There are no alarm bells yet, but in an ideal world Dick Advocaat would start pre-season – now just a couple of weeks away – with the squad which will go into battle at Leicester on August 8.

The trick with transfers is to realise nothing is straightforward; nothing is as it seems.

This is not an ideal world though and the far more likely scenario is that Sunderland will be trying to add to their squad right up until the final throes of the transfer window.

If only it were more straightforward.

Of course there are those players who already know they have no future at their current clubs; Fabio Borini for one should have a new home before the new season kicks off, having long been aware there is no point him staying at Anfield.

But the majority of deals are much harder given a reluctance from selling clubs and sometimes the player themselves.

Take Carl Jenkinson, a player Sunderland have already tried to sign on loan from Arsenal, after agreeing a loan fee reported to be £2m.

I’m afraid I didn’t take much notice of those reports because it’s one thing convincing a club with the colour of your money, another thing entirely persuading the player to move somewhere he doesn’t want to.

After all, this is a player who’s spent his life in London, played all of his football in London and is wanted again by the team where he excelled last season, West Ham United.

Perhaps the Hammers are reluctant to meet the £2m fee and Arsenal wanted to flush them out by publicising the agreement with Sunderland.
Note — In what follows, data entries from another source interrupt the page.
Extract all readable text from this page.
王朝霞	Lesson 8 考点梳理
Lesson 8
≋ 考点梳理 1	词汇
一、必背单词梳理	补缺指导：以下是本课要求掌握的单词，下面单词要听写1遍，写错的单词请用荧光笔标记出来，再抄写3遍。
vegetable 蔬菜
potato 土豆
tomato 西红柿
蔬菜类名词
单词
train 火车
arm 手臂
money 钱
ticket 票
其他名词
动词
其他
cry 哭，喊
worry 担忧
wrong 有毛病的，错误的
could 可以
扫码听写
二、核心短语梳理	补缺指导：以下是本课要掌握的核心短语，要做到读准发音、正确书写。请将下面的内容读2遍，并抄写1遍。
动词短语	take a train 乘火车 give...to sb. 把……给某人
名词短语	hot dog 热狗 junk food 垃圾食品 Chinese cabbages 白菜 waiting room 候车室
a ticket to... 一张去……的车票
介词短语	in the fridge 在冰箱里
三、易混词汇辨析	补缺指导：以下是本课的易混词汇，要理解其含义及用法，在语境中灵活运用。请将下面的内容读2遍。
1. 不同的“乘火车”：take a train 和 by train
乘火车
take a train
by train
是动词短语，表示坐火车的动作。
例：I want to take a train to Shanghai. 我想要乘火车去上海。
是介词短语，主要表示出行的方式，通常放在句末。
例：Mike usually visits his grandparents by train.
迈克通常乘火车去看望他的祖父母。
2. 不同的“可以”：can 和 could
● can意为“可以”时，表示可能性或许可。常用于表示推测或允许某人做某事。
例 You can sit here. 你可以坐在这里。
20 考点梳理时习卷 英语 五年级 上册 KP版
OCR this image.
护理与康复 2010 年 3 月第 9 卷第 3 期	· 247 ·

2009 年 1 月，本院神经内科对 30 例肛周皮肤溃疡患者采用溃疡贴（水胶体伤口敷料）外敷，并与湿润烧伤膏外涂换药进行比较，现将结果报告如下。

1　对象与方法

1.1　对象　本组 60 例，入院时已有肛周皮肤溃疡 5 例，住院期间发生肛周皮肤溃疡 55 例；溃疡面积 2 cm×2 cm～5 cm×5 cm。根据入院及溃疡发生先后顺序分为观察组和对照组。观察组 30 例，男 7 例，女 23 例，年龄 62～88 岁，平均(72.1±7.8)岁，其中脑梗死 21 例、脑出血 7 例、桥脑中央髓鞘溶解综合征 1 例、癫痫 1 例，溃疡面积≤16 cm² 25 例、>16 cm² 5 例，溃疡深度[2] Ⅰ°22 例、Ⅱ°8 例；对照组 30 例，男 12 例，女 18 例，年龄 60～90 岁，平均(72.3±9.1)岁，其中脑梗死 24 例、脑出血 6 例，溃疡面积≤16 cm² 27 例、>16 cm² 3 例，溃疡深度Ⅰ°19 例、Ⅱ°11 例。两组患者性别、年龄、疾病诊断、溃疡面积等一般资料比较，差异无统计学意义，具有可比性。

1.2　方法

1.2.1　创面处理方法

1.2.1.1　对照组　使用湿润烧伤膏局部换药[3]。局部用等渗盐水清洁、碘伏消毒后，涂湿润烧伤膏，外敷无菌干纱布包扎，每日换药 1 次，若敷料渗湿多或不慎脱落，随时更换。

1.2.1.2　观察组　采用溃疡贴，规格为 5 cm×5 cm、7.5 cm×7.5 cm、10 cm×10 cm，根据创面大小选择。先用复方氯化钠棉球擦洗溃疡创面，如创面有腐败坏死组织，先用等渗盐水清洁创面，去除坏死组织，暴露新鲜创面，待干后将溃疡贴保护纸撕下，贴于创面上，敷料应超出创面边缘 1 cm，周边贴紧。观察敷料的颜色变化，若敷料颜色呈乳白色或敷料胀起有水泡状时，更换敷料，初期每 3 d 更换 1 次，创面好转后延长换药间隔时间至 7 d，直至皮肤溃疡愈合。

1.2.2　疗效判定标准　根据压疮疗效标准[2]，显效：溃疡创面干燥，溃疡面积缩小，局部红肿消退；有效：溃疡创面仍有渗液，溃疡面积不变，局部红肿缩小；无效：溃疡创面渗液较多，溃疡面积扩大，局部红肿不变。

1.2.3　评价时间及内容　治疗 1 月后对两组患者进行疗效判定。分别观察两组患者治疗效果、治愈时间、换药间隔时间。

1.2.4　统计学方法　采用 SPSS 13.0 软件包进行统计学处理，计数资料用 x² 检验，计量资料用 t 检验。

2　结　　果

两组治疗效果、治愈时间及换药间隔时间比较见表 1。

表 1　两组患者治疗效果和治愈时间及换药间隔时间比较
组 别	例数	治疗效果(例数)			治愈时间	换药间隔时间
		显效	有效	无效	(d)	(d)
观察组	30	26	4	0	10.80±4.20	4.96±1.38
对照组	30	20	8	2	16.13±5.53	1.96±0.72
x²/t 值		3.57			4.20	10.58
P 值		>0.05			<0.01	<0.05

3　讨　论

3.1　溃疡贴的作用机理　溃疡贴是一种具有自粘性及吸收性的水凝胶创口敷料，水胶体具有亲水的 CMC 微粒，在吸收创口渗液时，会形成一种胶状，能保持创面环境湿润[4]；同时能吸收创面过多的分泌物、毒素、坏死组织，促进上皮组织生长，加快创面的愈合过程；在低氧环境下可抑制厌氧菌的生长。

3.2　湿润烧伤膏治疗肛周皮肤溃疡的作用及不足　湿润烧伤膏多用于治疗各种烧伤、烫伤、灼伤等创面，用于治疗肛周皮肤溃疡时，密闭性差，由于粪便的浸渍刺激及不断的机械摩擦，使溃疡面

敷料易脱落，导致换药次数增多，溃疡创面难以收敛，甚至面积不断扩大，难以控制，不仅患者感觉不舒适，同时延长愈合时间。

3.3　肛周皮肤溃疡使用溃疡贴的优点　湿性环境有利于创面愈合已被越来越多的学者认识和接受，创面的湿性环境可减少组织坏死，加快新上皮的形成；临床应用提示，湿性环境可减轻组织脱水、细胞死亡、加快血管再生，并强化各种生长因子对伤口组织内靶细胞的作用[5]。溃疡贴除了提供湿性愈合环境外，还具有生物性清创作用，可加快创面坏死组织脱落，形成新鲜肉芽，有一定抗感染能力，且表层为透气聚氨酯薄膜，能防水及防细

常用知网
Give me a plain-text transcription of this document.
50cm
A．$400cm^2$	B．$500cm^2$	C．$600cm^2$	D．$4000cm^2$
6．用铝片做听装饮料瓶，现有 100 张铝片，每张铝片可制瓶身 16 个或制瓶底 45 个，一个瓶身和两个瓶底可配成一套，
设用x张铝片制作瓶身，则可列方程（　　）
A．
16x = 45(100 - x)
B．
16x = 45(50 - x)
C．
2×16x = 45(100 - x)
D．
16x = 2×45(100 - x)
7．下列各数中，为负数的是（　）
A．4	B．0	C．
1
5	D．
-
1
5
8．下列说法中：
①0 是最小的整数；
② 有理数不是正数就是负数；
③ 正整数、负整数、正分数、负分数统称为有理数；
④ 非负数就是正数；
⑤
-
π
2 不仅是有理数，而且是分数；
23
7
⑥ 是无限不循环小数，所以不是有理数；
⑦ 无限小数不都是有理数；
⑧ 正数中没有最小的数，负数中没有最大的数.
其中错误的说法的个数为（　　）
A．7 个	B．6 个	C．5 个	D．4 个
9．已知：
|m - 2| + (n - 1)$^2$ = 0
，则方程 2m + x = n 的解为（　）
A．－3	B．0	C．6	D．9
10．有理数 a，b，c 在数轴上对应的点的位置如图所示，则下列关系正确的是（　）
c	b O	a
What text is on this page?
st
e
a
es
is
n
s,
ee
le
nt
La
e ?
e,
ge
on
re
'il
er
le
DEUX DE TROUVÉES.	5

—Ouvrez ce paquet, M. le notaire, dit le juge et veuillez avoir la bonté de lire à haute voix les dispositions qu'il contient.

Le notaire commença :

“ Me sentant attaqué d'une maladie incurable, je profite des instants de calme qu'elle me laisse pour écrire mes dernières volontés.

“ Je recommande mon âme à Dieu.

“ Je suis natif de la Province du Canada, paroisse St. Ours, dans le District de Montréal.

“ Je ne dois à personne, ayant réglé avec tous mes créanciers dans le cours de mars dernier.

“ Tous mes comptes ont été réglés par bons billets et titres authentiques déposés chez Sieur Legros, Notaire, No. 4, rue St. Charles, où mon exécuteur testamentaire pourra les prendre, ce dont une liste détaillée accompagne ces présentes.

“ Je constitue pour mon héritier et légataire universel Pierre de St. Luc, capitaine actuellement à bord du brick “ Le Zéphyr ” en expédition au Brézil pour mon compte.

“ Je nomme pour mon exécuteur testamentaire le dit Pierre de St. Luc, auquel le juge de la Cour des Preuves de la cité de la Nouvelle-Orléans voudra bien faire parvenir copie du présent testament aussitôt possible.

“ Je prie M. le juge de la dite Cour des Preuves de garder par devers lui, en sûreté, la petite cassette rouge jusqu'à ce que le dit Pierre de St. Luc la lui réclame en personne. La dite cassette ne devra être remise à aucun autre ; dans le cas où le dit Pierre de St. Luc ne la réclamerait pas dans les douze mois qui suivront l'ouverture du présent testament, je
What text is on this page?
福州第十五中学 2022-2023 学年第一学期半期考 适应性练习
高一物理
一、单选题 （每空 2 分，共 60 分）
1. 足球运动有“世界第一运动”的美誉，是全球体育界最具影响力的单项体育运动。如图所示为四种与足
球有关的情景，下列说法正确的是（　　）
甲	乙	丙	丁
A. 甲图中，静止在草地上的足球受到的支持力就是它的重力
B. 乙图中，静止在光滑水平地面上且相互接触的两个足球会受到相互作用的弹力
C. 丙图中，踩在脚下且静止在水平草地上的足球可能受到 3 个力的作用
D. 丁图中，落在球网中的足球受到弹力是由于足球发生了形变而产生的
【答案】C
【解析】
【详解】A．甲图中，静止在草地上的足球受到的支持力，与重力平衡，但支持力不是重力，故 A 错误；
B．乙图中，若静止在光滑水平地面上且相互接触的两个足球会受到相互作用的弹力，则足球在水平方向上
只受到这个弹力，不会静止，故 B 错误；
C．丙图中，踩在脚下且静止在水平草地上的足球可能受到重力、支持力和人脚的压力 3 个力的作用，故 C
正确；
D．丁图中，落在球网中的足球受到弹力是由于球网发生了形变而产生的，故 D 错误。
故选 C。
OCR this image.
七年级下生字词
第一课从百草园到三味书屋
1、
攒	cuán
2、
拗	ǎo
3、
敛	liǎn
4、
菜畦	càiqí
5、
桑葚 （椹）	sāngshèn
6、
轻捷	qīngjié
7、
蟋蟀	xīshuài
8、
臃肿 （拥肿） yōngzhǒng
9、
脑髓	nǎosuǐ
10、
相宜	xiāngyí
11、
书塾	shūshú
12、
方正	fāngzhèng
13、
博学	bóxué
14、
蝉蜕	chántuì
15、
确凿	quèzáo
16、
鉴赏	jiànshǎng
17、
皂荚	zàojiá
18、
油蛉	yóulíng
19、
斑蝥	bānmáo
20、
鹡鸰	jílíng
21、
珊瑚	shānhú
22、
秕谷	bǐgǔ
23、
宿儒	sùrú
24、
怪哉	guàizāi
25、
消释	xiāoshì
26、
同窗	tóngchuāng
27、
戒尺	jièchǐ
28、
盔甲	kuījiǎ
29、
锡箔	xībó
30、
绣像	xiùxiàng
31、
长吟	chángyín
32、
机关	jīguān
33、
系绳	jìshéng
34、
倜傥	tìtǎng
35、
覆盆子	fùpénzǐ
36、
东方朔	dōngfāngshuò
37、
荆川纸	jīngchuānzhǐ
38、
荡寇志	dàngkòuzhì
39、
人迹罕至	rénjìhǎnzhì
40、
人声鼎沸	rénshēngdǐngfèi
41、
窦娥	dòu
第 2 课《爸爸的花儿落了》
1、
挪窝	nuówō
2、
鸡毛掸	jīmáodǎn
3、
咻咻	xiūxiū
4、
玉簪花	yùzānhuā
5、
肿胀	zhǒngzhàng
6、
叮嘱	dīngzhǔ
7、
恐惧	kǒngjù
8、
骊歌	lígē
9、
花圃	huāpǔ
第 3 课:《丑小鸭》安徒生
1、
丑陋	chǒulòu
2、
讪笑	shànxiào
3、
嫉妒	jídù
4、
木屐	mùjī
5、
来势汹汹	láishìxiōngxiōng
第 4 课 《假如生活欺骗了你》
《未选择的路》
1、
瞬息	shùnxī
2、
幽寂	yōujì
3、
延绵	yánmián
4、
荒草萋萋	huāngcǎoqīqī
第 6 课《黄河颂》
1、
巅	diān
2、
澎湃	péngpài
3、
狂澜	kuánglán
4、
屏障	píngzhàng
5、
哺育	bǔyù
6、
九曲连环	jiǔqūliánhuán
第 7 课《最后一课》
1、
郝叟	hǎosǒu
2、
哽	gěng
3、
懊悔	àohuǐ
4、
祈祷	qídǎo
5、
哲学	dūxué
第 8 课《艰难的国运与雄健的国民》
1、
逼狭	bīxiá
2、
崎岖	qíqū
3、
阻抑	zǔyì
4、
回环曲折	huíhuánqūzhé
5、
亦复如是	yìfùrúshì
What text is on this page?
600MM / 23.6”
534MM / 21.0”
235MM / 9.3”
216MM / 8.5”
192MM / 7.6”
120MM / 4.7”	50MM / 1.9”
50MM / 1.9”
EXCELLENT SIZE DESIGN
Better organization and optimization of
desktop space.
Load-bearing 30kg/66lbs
I’m sure they’ll reach a compromise, but it might drag on for weeks.

The trick with transfers is to realise nothing is straightforward; nothing is as it seems.

I have some experience of this lower down the ladder as a non executive director of Oxford United.

After a strong finish to the season, the board met with our manager Michael Appleton to talk through the year we’d had and the upcoming challenges of a new season.

We all agreed that to give us our best possible chance of success we needed to strike early in the transfer market.

So far we’ve added a new goalkeeper, an attacking central midfield player, a centre forward and managed to convert one of last season’s loans into a permanent deal. But there’s more to be done.

We’ve been speaking to a couple of players and more importantly to their agents for over a month now without any resolution.

The difficulty is that in both cases the clubs who own the players are doing all they can to keep their services.

It’s our job to convince the players – and yes their agents – that Oxford is the best next step in their career.

We’ll meet the players, tell them our ambitions and tell them what kind of financial package they can expect playing for us, but there is nothing more we can do.

I’ve read some of the stories in local papers linking us with certain players and I know they must have come from agents, again flushing out other clubs interest in their player.

There comes a point when the conversation goes on for too long that we have to walk away.

We have to know the player wants to join us for the right reasons and if it takes too much persuasion, or too much money, then generally that player is not the right one for us. If it comes down to money then they’re not the character we’re looking for.

A different level to Sunderland admittedly, but the same challenges are there.

Sunderland have to use their trump card this summer to make the breakthrough that will lift them above perennial strugglers.

That trump card isn’t wages because whatever Sunderland can pay there are at least 10 or 15 clubs in the division who can match them.

But what they have is a manager known and respected throughout European football.

Dick Advocaat can look transfer targets in the eye and say “come and play for me, I will make you a better player.”

He can also use the trick I’m told Swansea favour in helping make ambitious deals happen: “use us a stepping stone and we won’t stand in your way when the big clubs come calling.”

They were true to their word on Wilfried Bony and I’m sure Andre Ayew has been given the same assurances before signing from Marseille, and a few quid admittedly!

But Sunderland’s problem will be convincing their targets of their ambitions.

That’s why the first big signing is so important, get that right and the Premier League will take note, and it might just open the floodgates at the Stadium of Light.